Dairemiz giriş katındaydı ve normal zamanda binanın dışına çıkmak çok kolaydı. Deprem olduğunu anlayıp kapıya doğru koşarken birden sarsıntı hızlandı, ayakta bile zor duruyordum. Rahmetli annem içeriden bana bağırıp dairenin kapısını açmaya çalışıyordu ama nafile, şiddetli sallantı nedeni ile kapı kasmıştı, açılmıyordu. Küçücük giriş dairesinin içinden beş metre uzaklıktaki yola kendimizi atamadık, duvardaki fayanslar kırılıp yere dökülmeye başladığında deprem durmuştu ve ancak çıkabilmiştik. İlk saniyeden son kırk beşinci saniyeye kadar yaşadığım o sarsıntı, gürültü ve uğultu dolu anları ömrüm boyunca unutamadım. Sonradan kırılan fay hattının balkonumuzun bir kilometre ilerisinde denizin içerisinden geçtiğini öğrendim. Her neyse, depreme ait ilk sıcak haberlerden sonra hadiseye ait felsefi ve dini (!) tartışmalar peydahlanmaya başlamıştı. Birden ciddi ciddi depremin merkez üssünün irticai faaliyetler ile mücadeleye dönük 28 Şubat kararlarının alındığı Gölcük Donanma Komutanlığı olmasının tesadüf değil yaratanın takdiri olduğu dillendirilmeye başlandı. İnanamıyordum, toplumsal ayrışmaya sonunda Allah’ta dahil edilmişti.
Gölcük merkezli depremden yaklaşık iki sene sonra toplumun her kesimini kucaklayacağı iddiası ile yeni bir siyasi oluşum iktidara geldi. Söylemler çok olumlu idi ve başlangıç hiç de fena değildi ama ülkenin makus kaderi seneler içerisinde ekonomide, insan haklarında, dış politikada, adalette, eğitimde, demokraside depremleri ardı ardına getirmeye başladı. Toplumsal ayrışma tüm hızı ile artarken muasır medeniyetler seviyesinden giderek uzaklaşıyorduk.

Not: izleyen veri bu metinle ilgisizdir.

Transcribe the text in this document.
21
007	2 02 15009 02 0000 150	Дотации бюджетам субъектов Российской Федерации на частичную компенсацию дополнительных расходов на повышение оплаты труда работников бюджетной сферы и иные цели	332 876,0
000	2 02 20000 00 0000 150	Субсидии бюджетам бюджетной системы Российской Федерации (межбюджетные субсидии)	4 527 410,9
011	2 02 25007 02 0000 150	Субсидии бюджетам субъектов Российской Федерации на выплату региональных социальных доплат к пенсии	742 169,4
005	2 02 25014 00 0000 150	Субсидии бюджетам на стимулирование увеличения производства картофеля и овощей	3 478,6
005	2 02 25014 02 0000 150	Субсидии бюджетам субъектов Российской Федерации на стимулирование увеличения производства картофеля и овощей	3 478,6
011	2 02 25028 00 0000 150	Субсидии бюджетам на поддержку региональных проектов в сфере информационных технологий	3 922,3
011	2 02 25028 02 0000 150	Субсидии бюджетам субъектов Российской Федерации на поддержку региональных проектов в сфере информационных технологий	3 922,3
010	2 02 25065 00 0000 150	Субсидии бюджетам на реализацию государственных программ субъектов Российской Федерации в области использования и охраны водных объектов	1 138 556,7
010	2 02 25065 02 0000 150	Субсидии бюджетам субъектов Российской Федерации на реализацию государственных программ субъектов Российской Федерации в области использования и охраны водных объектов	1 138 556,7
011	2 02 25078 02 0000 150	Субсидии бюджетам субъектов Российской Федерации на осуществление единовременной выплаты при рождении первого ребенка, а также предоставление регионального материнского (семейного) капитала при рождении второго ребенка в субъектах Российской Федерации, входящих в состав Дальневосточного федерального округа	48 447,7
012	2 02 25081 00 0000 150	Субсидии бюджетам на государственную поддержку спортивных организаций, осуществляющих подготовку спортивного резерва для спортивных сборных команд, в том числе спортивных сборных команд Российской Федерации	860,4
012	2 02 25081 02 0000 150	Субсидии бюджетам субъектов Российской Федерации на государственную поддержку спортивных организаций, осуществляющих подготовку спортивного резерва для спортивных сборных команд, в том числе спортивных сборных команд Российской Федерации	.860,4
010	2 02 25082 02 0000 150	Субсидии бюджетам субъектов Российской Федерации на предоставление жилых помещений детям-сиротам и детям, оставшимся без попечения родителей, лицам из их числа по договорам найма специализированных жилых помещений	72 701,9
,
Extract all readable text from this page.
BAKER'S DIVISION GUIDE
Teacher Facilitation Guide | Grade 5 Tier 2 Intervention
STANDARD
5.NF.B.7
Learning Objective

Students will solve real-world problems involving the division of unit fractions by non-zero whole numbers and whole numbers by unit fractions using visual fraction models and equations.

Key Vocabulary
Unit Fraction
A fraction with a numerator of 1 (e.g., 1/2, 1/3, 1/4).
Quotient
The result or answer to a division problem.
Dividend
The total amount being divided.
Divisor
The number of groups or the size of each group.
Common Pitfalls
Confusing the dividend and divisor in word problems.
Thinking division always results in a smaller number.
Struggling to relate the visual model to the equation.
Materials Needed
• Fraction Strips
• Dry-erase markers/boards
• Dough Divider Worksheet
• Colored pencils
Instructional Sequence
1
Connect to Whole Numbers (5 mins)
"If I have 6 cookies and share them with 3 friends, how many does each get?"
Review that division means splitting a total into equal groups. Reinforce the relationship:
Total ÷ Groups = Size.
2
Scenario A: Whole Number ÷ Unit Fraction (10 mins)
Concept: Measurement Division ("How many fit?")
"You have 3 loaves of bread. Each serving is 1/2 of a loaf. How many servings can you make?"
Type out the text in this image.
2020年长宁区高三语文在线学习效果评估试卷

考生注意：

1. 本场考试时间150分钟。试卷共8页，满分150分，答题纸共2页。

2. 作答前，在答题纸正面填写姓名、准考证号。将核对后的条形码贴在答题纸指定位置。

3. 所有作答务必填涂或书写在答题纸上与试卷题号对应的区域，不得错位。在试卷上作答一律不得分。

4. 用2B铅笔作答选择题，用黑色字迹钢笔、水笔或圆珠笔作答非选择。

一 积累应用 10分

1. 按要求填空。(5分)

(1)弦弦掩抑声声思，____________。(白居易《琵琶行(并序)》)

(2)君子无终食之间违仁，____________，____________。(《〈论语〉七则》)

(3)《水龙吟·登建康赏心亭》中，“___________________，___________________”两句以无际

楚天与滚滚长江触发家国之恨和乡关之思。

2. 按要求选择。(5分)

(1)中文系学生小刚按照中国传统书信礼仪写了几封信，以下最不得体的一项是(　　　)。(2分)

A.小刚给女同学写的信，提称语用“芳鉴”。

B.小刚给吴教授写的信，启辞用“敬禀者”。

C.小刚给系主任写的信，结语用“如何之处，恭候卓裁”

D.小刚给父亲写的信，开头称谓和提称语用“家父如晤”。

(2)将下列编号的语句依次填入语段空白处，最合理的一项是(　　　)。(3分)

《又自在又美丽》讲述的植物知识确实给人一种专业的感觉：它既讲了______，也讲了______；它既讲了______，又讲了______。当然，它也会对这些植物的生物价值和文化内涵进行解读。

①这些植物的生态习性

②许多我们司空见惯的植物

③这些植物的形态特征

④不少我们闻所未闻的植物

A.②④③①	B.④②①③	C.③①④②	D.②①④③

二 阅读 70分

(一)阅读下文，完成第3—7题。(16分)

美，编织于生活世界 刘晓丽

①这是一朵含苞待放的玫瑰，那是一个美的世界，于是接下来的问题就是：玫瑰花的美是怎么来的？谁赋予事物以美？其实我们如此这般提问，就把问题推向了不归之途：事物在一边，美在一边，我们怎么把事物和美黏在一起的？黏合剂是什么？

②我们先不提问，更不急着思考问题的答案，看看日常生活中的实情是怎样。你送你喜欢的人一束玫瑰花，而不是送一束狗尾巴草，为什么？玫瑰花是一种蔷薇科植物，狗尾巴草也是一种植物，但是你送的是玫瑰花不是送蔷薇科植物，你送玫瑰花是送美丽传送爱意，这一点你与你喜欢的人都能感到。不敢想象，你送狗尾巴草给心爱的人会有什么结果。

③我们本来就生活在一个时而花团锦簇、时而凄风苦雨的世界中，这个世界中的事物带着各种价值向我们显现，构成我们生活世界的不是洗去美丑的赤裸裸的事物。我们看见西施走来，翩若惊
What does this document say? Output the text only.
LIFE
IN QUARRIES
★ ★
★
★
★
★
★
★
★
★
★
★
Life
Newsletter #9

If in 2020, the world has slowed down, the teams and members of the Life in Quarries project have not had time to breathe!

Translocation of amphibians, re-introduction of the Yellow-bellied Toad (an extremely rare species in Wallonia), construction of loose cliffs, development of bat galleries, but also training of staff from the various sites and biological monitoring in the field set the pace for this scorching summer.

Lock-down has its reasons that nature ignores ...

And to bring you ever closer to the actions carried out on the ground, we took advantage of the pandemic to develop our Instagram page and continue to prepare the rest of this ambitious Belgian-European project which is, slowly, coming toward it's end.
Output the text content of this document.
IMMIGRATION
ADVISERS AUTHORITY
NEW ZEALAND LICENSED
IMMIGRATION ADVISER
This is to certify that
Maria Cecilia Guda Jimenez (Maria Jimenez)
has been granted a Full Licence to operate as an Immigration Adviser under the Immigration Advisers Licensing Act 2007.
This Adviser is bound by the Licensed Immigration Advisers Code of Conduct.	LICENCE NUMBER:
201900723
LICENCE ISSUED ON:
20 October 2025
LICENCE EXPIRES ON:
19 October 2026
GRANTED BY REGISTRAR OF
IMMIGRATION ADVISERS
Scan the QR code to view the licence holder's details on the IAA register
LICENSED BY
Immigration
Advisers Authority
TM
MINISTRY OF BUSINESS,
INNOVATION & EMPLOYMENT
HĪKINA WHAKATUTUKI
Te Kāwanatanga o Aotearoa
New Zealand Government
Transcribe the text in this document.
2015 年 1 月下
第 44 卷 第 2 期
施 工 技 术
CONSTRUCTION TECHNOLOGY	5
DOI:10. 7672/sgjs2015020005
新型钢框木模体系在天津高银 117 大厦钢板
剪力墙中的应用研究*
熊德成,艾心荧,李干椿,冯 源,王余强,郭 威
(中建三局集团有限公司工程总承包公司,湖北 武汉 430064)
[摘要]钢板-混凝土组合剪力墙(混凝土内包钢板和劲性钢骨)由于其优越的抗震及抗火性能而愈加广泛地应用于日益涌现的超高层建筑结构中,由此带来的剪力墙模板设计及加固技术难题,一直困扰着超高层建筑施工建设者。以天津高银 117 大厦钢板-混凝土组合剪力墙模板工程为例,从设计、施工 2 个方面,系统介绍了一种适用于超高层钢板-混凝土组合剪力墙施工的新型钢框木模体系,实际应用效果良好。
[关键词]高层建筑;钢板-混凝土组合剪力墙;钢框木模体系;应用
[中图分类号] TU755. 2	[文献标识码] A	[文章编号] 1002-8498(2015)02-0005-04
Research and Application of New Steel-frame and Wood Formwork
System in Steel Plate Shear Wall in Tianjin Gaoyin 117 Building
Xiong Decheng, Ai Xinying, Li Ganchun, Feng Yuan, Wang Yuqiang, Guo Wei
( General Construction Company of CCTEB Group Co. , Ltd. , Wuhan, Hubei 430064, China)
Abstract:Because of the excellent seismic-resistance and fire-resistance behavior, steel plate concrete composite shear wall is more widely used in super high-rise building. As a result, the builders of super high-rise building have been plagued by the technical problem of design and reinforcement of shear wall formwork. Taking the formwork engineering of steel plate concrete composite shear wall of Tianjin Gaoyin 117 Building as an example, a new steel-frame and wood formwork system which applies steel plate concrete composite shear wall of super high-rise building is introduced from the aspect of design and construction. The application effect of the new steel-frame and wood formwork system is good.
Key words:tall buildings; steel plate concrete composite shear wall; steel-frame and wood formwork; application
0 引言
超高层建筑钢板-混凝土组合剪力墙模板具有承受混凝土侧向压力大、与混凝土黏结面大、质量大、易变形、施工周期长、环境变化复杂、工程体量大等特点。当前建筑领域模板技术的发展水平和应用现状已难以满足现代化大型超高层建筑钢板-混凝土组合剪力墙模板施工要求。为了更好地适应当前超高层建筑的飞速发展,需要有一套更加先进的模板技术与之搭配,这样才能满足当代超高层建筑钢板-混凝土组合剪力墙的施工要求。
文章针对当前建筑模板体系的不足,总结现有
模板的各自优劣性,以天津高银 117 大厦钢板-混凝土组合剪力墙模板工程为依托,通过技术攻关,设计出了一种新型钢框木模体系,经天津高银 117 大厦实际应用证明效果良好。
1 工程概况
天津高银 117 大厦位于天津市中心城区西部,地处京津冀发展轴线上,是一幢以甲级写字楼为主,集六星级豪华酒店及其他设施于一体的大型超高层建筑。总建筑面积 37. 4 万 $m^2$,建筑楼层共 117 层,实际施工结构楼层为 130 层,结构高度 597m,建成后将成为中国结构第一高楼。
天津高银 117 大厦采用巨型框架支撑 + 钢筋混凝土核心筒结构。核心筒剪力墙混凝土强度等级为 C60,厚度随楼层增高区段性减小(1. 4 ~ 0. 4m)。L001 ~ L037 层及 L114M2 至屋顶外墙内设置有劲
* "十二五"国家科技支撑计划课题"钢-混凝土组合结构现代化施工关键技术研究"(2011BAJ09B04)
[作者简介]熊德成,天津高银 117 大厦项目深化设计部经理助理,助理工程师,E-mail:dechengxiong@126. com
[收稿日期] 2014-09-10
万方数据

Bir sürü sorunun içerisinden sıyrılmaya çalıştığımız şu günlerde en son karşılaşmak istediğimiz ülke gerçeklerinden birisi ile karşılaştık. Deprem, Güzel İzmir’i ve ona bağlı UNESCO tarafından bile dünya kültür mirası olarak tanımlanan şirin Sığacık’ı vurdu.